Alonso Duralde, another American critic, also took aim at Kidman. When, he asked, does the removal of wrinkles justify the destruction of an actress’s most valuable asset? “The face of an actress is her instrument, and without it she becomes a statue, a painting, a frieze.”
The complete exposure
Nicole Kidman was always a painting. That is precisely what she was admired for. The harsh reaction of critics to Kidman’s obsession with beauty exposes their own superficiality: by glorifying the star as a Venus figurine, they are partly responsible for Kidman clinging to it. She is trying desperately to preserve her image, like a reverse version of “Dorian Gray”.
At the same time, it is tragic to see how Nicole Kidman’s facial expressions are limited. She loses her “range”. Her choice of roles reflects this. But Nicole Kidman counters in her own way.

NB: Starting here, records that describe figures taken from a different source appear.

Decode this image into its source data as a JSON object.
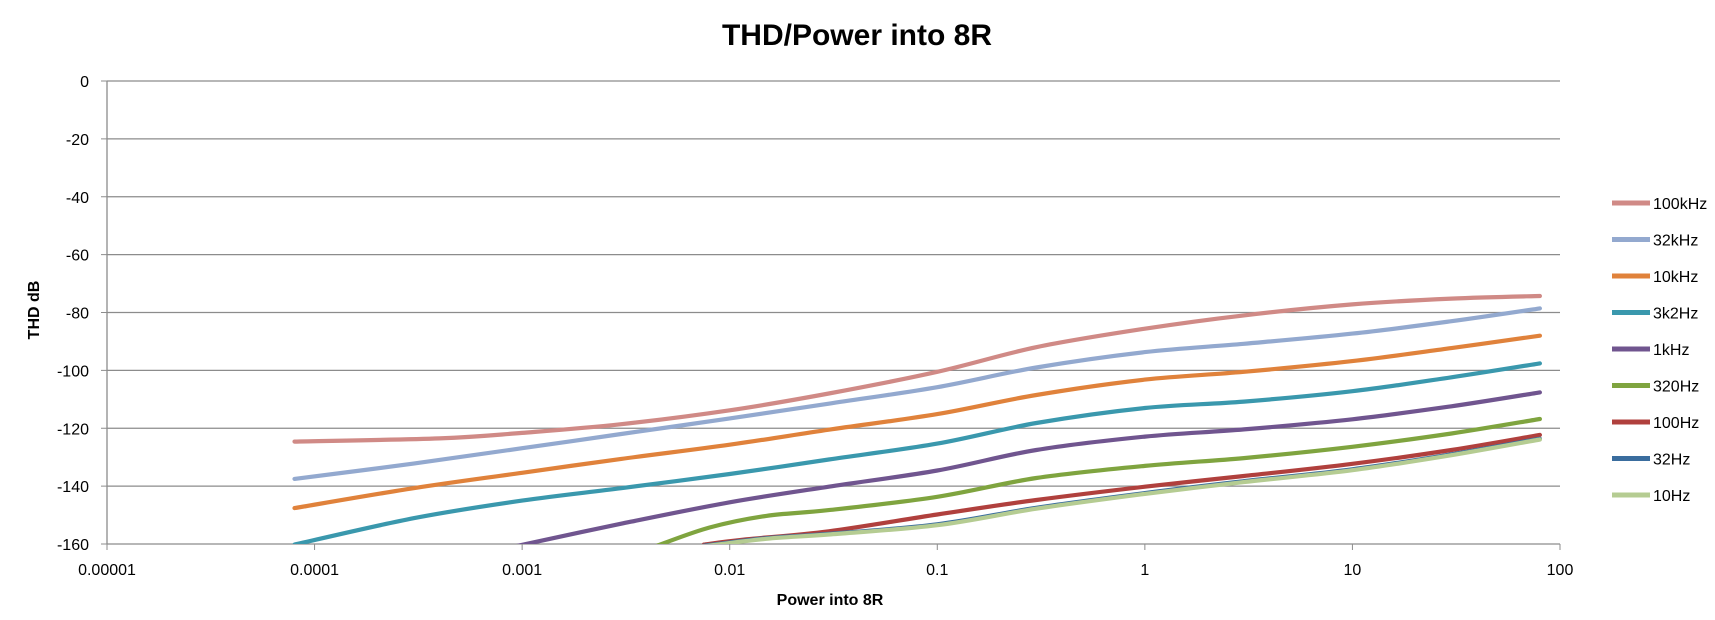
{
  "chart_data": {
    "type": "line",
    "title": "THD/Power into 8R",
    "xlabel": "Power into 8R",
    "ylabel": "THD dB",
    "xscale": "log",
    "xlim": [
      1e-05,
      100
    ],
    "ylim": [
      -160,
      0
    ],
    "x_ticks": [
      "0.00001",
      "0.0001",
      "0.001",
      "0.01",
      "0.1",
      "1",
      "10",
      "100"
    ],
    "y_ticks": [
      "0",
      "-20",
      "-40",
      "-60",
      "-80",
      "-100",
      "-120",
      "-140",
      "-160"
    ],
    "grid": "horizontal",
    "legend_position": "right",
    "series": [
      {
        "name": "100kHz",
        "color": "#d08a86",
        "points": [
          [
            8e-05,
            -124.6
          ],
          [
            0.0004,
            -123.5
          ],
          [
            0.001,
            -121.6
          ],
          [
            0.003,
            -118.6
          ],
          [
            0.01,
            -113.8
          ],
          [
            0.03,
            -108
          ],
          [
            0.1,
            -100.5
          ],
          [
            0.3,
            -92
          ],
          [
            1,
            -85.6
          ],
          [
            3,
            -81
          ],
          [
            10,
            -77.2
          ],
          [
            30,
            -75.2
          ],
          [
            80,
            -74.3
          ]
        ]
      },
      {
        "name": "32kHz",
        "color": "#93a9cf",
        "points": [
          [
            8e-05,
            -137.5
          ],
          [
            0.0003,
            -132.2
          ],
          [
            0.001,
            -126.9
          ],
          [
            0.003,
            -122
          ],
          [
            0.01,
            -116.6
          ],
          [
            0.03,
            -111.5
          ],
          [
            0.1,
            -105.8
          ],
          [
            0.3,
            -99
          ],
          [
            1,
            -93.7
          ],
          [
            3,
            -90.8
          ],
          [
            10,
            -87.3
          ],
          [
            30,
            -83
          ],
          [
            80,
            -78.6
          ]
        ]
      },
      {
        "name": "10kHz",
        "color": "#e0823b",
        "points": [
          [
            8e-05,
            -147.6
          ],
          [
            0.0003,
            -140.7
          ],
          [
            0.001,
            -135.4
          ],
          [
            0.003,
            -130.6
          ],
          [
            0.01,
            -125.7
          ],
          [
            0.03,
            -120.5
          ],
          [
            0.1,
            -115.1
          ],
          [
            0.3,
            -108.5
          ],
          [
            1,
            -103.2
          ],
          [
            3,
            -100.5
          ],
          [
            10,
            -96.8
          ],
          [
            30,
            -92.3
          ],
          [
            80,
            -88
          ]
        ]
      },
      {
        "name": "3k2Hz",
        "color": "#3a98ad",
        "points": [
          [
            8e-05,
            -160.2
          ],
          [
            0.0003,
            -151.1
          ],
          [
            0.001,
            -145
          ],
          [
            0.003,
            -140.7
          ],
          [
            0.01,
            -135.8
          ],
          [
            0.03,
            -130.8
          ],
          [
            0.1,
            -125.3
          ],
          [
            0.3,
            -118.2
          ],
          [
            1,
            -113
          ],
          [
            3,
            -110.8
          ],
          [
            10,
            -107.2
          ],
          [
            30,
            -102.4
          ],
          [
            80,
            -97.6
          ]
        ]
      },
      {
        "name": "1kHz",
        "color": "#70558f",
        "points": [
          [
            0.0009,
            -161
          ],
          [
            0.003,
            -153
          ],
          [
            0.01,
            -145.6
          ],
          [
            0.03,
            -140.2
          ],
          [
            0.1,
            -134.6
          ],
          [
            0.3,
            -127.5
          ],
          [
            1,
            -122.9
          ],
          [
            3,
            -120.4
          ],
          [
            10,
            -116.9
          ],
          [
            30,
            -112.4
          ],
          [
            80,
            -107.6
          ]
        ]
      },
      {
        "name": "320Hz",
        "color": "#7fa43f",
        "points": [
          [
            0.0045,
            -160.5
          ],
          [
            0.008,
            -154.3
          ],
          [
            0.015,
            -150.3
          ],
          [
            0.03,
            -148.3
          ],
          [
            0.1,
            -143.7
          ],
          [
            0.3,
            -137.2
          ],
          [
            1,
            -133
          ],
          [
            3,
            -130.3
          ],
          [
            10,
            -126.4
          ],
          [
            30,
            -121.8
          ],
          [
            80,
            -116.8
          ]
        ]
      },
      {
        "name": "100Hz",
        "color": "#b0403d",
        "points": [
          [
            0.0075,
            -160.2
          ],
          [
            0.012,
            -158.4
          ],
          [
            0.03,
            -155.6
          ],
          [
            0.1,
            -149.8
          ],
          [
            0.3,
            -144.8
          ],
          [
            1,
            -140.2
          ],
          [
            3,
            -136.5
          ],
          [
            10,
            -132.3
          ],
          [
            30,
            -127.5
          ],
          [
            80,
            -122.3
          ]
        ]
      },
      {
        "name": "32Hz",
        "color": "#3a6d9e",
        "points": [
          [
            0.0075,
            -160.6
          ],
          [
            0.015,
            -158
          ],
          [
            0.03,
            -156.5
          ],
          [
            0.1,
            -153.2
          ],
          [
            0.3,
            -147.5
          ],
          [
            1,
            -142.4
          ],
          [
            3,
            -138.3
          ],
          [
            10,
            -134.2
          ],
          [
            30,
            -129
          ],
          [
            80,
            -123.6
          ]
        ]
      },
      {
        "name": "10Hz",
        "color": "#b5cc92",
        "points": [
          [
            0.0075,
            -160.8
          ],
          [
            0.015,
            -158.2
          ],
          [
            0.03,
            -156.7
          ],
          [
            0.1,
            -153.5
          ],
          [
            0.3,
            -147.8
          ],
          [
            1,
            -142.7
          ],
          [
            3,
            -138.6
          ],
          [
            10,
            -134.5
          ],
          [
            30,
            -129.3
          ],
          [
            80,
            -123.9
          ]
        ]
      }
    ]
  }
}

In “Babygirl” she plays the CEO and gets Botox injections for Christmas. At home, her daughter is stunned. “What are you doing to yourself?” asks the nasty teenager, pulling his cheeks together mockingly: “You look like a dead fish!”
Many scenes in “Babygirl” are brave. Kidman’s character allows herself to be sexually humiliated by the intern, and the actress exposes herself in every way. But with the Botox dialogue, she exposes herself beyond the film, and the scene is perhaps the bravest of all. Kidman seems to be saying: “I’m above that.” It’s as if Nicole Kidman is laughing in the critics’ faces. As well as she can.